These statements reflect all adjustments, consisting of normal
recurring adjustments which, in the opinion of management, are
necessary for fair presentation of the information contained
therein. It is suggested that these Consolidated interim financial
statements be read in conjunction with the financial statements of
Flexemessaging.com Inc for the year ended June 30, 1999 and notes
thereto included in the Company's registration on Form 10-SB, as
amended. The Company follows the same accounting principles in
preparation of interim reports.
Results of operations for the interim periods are not indicative of
annual results.
b. Organization
Trade Wind Communications Limited, a Bermudan corporation , listed
on the Canadian Venture Exchange (VSE: TWC) ("TWC") entered into a
business combination agreement ("Merger Agreement") on February 5,
1999 with Flexemessaging.com, Inc. (previously Siler Ventures Inc. ,
"SVI") and Atlantic International Capital Holdings Ltd. ("AICH") to
complete a reverse acquisition of Flexemessaging.com, Inc and a
financing arrangement of $3,660,000 through the sale of
Flexemessaging.com, Inc. common stock pursuant to an exemption from
the registration requirements of the Securities Act of 1933, as
amended. TWC owned all of the stock in Trade Wind Group Pty Ltd
(TWG) which controlled all the business assets.
On February 5, 1999, SVI entered into an acquisition agreement with
Trade Wind Communications Limited ("TWC"), a Bermudan corporation
listed on the Canadian Venture Exchange, to purchase all of its
business assets, consisting of the stock of Trade Wind Group Pty
Limited ("TWG"), a wholly-owned subsidiary of TWC, incorporated on
September 6, 1988. SVI was a non-operating public shell with no
tangible assets and 500,000 shares of common stock outstanding. This
merger of TWG and SVI (a non-operating public shell with a tangible
asset value of nil) resulted in TWG having actual or effective
operating control of the combined Company after the transaction. As
a result, this transaction has been treated as a capital transaction
in substance, rather than a business combination and has been
accounted for as a reverse acquisition. Any references to past
accomplishments of the Company and its financial information, prior
to the acquisition, relate solely to TWG, as combined, since SVI
(now known as Flexemessaging.com, Inc.) has been inactive for
several years. SVI acquired the assets of TWG in exchange for the
issuance of 8.8 million shares of common stock. This valuation was
based on arms length negotiation driven by ultimate ownership
principles. A forward valuation (a valuation arrived at by applying
a revenue multiple to the Company's future revenue stream) based on
future revenues was determined and from this capitalization model,
the total outstanding common stock was calculated. Thereafter, the
respective equity ownership positions were negotiated.
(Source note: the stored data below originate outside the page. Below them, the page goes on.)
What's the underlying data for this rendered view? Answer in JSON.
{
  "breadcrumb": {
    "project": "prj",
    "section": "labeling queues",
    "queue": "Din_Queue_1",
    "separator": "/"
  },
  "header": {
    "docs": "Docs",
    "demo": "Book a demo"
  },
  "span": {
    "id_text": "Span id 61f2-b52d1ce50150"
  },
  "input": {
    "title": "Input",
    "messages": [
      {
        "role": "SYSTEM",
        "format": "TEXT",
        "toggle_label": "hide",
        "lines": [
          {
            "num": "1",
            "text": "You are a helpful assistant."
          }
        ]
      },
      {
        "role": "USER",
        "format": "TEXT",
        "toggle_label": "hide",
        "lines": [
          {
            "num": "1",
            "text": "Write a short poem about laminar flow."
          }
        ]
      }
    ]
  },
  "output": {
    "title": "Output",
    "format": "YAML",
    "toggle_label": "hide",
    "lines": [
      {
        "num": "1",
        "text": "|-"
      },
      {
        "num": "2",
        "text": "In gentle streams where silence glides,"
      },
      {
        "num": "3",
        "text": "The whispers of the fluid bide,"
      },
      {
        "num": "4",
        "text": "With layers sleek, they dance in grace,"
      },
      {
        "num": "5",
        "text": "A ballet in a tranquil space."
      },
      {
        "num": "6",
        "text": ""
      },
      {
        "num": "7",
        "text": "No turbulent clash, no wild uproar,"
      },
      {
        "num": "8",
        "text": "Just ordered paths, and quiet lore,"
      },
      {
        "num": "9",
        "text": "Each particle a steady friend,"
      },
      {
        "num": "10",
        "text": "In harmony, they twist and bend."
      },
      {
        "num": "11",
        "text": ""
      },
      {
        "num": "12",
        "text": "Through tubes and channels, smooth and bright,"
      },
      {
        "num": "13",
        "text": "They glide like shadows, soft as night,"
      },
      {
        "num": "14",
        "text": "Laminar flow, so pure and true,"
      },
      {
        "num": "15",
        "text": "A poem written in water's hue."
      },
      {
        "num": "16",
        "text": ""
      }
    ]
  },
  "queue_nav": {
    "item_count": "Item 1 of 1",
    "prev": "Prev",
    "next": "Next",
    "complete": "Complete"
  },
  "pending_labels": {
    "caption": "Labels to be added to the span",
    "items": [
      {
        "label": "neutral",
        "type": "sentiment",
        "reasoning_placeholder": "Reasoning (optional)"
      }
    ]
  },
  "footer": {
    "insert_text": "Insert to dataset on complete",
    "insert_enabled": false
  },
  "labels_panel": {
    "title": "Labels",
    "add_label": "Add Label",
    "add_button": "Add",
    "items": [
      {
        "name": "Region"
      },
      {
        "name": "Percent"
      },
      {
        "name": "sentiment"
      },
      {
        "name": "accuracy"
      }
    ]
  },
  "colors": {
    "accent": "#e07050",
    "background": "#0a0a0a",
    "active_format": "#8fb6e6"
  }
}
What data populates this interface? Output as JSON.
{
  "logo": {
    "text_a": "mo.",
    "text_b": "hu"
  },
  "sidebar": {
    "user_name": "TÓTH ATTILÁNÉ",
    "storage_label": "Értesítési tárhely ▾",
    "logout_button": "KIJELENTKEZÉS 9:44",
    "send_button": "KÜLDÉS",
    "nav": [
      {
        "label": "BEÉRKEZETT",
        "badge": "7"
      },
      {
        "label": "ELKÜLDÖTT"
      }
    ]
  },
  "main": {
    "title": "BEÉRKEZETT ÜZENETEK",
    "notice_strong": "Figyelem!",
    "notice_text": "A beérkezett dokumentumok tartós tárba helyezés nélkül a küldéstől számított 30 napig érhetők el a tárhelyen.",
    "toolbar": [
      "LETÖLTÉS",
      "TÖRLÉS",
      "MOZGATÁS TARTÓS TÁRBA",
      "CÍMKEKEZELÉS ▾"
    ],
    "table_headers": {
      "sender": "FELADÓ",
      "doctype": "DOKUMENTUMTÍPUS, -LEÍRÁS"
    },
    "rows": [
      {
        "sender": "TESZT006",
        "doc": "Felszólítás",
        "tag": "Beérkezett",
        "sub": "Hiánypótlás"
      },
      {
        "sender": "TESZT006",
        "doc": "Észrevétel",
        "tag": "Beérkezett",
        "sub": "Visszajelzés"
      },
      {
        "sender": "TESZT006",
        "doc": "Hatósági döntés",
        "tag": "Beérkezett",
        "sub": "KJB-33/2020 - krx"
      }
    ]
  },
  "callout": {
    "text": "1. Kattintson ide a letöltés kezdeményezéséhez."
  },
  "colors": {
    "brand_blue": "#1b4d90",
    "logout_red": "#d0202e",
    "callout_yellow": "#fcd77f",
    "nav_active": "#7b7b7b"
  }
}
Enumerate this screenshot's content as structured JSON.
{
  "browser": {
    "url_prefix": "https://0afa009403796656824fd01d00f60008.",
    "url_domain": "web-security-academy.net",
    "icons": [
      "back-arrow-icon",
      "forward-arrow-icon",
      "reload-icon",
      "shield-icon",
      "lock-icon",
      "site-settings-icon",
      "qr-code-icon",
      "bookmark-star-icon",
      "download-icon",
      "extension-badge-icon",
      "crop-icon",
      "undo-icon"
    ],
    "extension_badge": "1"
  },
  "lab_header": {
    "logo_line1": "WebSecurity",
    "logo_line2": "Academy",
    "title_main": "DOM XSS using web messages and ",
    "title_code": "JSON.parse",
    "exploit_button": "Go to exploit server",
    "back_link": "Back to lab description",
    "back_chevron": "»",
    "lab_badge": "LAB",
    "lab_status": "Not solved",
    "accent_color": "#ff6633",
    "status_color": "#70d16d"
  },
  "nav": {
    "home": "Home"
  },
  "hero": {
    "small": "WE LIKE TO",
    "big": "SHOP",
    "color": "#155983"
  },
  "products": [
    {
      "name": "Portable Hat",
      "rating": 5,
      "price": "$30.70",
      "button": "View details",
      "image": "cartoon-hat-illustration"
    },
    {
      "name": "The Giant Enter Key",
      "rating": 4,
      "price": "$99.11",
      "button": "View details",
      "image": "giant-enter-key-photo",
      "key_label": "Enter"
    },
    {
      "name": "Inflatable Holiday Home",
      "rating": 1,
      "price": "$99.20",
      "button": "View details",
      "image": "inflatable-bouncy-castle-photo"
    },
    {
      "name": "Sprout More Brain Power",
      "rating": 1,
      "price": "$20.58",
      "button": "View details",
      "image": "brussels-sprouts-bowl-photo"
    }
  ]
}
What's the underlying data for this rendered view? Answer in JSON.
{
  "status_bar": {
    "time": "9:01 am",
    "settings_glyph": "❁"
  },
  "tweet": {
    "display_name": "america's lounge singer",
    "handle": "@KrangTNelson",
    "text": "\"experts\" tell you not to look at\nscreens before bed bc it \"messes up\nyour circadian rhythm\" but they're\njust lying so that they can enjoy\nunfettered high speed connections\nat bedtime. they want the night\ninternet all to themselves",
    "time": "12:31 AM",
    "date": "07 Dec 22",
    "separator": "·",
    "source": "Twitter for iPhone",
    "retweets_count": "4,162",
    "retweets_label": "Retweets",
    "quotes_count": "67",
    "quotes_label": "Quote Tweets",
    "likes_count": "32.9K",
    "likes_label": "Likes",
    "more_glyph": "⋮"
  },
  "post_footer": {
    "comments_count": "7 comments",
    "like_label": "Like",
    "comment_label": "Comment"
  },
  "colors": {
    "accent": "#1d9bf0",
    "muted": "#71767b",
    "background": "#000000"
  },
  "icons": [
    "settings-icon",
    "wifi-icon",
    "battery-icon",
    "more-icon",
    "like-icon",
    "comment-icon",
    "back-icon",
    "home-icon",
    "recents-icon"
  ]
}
Pursuant to the Merger Agreement, the Company entered into an
agreement with AICH, a Bermudan corporation, with the objective of
performing two tasks. First, AICH was to identify an acquisition
candidate and secondly AICH was to arrange for funding for the
Company. Pursuant to that agreement, AICH identified SVI as an
acquisition vehicle and assisted the Company in structuring and
concluding the reverse acquisition. In return, the shareholders of
SVI were allocated 500,000 of the Company's common stock after it
had been recapitalized. The fair value
-7-
<PAGE>
of the assets and liabilities assumed in the reverse acquisition
were nil. AICH has also assisted the Company in seeking financing of
$3,660,000 through the sale of the Company's common stock utilizing
private placements. AICH has made an interim placement of 300,000
shares of common stock of Flexemessaging.com, Inc. for $750,000.
Per the Merger Agreement, AICH is expected to place the balance of
the $3,660,000 financing through the sale of Flexemessaging.com,
Inc.'s common stock pursuant to future private placements. As a
condition of the Merger Agreement with AICH, 600,000 shares of the
Company's common stock were issued to AICH as performance shares for
arranging future financing. These performance shares are subject to
a lockup agreement signed by AICH whereby shares will be released
from the lockup agreement in proportion to the funds raised by AICH,
subject to a minimum of $1 million. The funding minimum was not
raised within the required 70 days as a result of various delays
concerning the Merger Agreement with the US shell company, SVI. The
treatment of these performance shares is under review by the board
pending the result of the latest capital raising activity by AICH
and remain subject to possible cancellation if the terms and
conditions of the agreement are not met.
Flexemessaging.com, Inc. is incorporated under the laws of Idaho.
Its stock is traded on the Over the Counter Bulletin Board market,
but is not registered with the US Securities and Exchange Commission
or the securities commission of any state. Included in the issued
stock are 600,000 shares of common stock beneficially owned by AICH.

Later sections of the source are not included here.